Today I went to KKK-Mart while my Mom and Grandma shopped at some boring shoe place. I didn’t think I would get to stay that long, so my main plan was to focus on understanding the layout of the store; I walked around for quite a bit, trying to figure out where every security camera was hidden while simultaneously taking mental notes of the primary gathering places of employees. But this was mainly just a fun—albeit needless—precaution. What I really wanted to know was the location of every in-store “Employee Use Only” phone. Why? Because with access to one of these telephones, you have complete control over the store’s overhead intercom system and you can also talk to the people who call customer service.
Eventually, I found two phones tucked away in remote locations. They looked like they had never been used, and there weren’t any security cameras nearby. Likewise, one of the phones was really close to a sporting/camping goods section, and the other was near a men’s underwear aisle. This made it even easier for me, because I wouldn’t look suspicious being close to those kinds of items. Imagine if the only good phone I found was close to a bunch of bras or something. Now that would look strange indeed.
So what diabolical thing did I do considering the power at my disposal?

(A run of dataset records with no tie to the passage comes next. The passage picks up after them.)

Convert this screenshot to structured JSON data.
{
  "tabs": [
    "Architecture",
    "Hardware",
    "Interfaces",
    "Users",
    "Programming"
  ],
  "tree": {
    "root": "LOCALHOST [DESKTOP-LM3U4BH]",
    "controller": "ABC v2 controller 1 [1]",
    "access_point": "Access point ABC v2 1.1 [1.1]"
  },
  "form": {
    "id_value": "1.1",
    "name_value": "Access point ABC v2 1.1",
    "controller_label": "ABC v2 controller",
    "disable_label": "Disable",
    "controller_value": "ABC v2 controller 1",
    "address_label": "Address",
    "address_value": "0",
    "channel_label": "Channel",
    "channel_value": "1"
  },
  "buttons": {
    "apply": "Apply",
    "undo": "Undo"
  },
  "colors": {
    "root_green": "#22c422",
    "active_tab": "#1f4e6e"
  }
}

Well, you see, that’s the problem. I guess I was feeling a little too nervous today, because I just couldn’t convince myself to even pick up the darn handset! I really don’t know why—I mean, I’ve done some pretty dumb stuff before—but I guess I simply wasn’t expecting my mom and grandma to be gone long enough for me to have this kind of opportunity. So I kinda blew it.
However, I didn’t leave the store empty handed. After a while of chickening out, I decided it would be sort of funny to press the “Intercom” button—which makes a fairly loud buzzing noise—and stand close by watching employees try to find the problem. That would have worked, except for the fact that workers would just walk straight by the phone without even noticing anything was wrong! How could they not realize that kind of noise wasn’t normal?

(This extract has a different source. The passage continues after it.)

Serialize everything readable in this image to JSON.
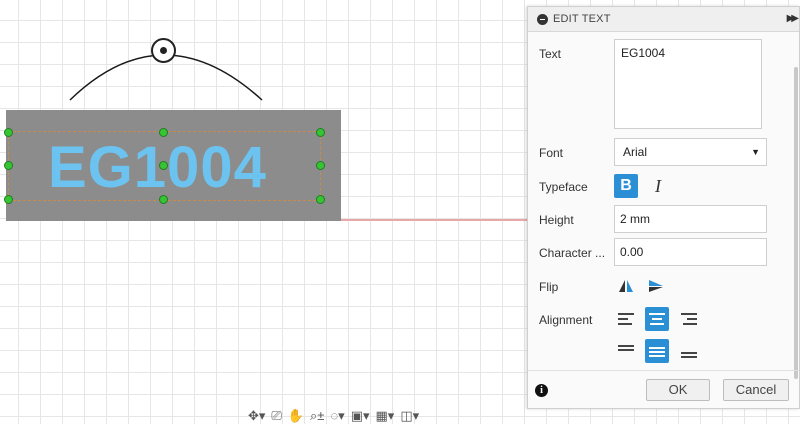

Thinking back on it now, if the folks who work at Kmart are that stupid, I probably could have gotten away with what I had planned to do. But whatever. At least I got to listen to their “shoplifter detection” system screw up. Every now and then, sirens would blast from above, even though nobody was stealing anything. Epic fail. Anyway, I’ll probably go back there in like a week or two and actually try something interesting.